Lillian grew up in a house where the days were long and the nights even longer. She remembers the smell of alcohol that hung in the air. Nobody saw it. At home she was the quiet girl, the one everyone knew but no one really knew what happened to her after school was over. She swallowed her tears and hid them under a fake smile
After each blow, Lillian would try to hide the scars on her face, not because I was afraid he would find out, but because she didn't want to risk someone starting to ask questions. She couldn't understand why no one saw what she went through, why no one believed her.
She tried to explain once to her teacher, who seemed like a good person, but she didn't believe her. Everyone always told her the same thing - "everything will be fine". But Lillian knew - it wasn't okay, and it won't be either.
It was just a world that others lived in, a world where love was not a means of control, where home was a place of warmth and peace, not of fear and violence.
The physical pain was only part of the story. The real one was the surrounding silence. Nobody noticed. The teachers at school didn't notice her crushed appearance, her paleness, the tears she barely had time to wipe away before she left the range. The friends - you are always isolated.

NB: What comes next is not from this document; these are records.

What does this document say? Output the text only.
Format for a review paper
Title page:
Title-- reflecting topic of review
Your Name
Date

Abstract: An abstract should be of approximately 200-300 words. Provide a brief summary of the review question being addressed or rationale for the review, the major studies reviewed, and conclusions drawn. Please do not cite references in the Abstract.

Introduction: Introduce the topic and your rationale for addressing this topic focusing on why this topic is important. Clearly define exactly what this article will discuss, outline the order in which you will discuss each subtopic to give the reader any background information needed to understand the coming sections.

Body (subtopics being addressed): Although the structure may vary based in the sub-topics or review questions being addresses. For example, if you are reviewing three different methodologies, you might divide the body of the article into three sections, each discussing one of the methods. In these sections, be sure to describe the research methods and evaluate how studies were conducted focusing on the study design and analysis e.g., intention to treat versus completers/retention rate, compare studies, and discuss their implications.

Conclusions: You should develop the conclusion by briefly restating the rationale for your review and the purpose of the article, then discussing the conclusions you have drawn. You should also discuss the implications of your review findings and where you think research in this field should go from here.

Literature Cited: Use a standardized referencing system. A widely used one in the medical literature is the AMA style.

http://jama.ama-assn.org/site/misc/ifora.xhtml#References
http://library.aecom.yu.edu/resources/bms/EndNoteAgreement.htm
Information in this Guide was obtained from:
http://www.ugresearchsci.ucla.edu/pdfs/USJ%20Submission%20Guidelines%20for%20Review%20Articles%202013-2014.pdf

But no one dared to ask anything.
But no one saw the truth. Not the teachers, not the friends and not the people around. They think she's just a quiet girl, too shy, maybe "having a hard time". No one asked too much. No one was interested.
she tried Tried to hide. Sometimes she would run away to her room, wrap herself in a blanket, imagine another world - a place where there were no screams, a place where there was no feeling of alienation in the family. But it didn't help. Every day was the same - violence and shouting.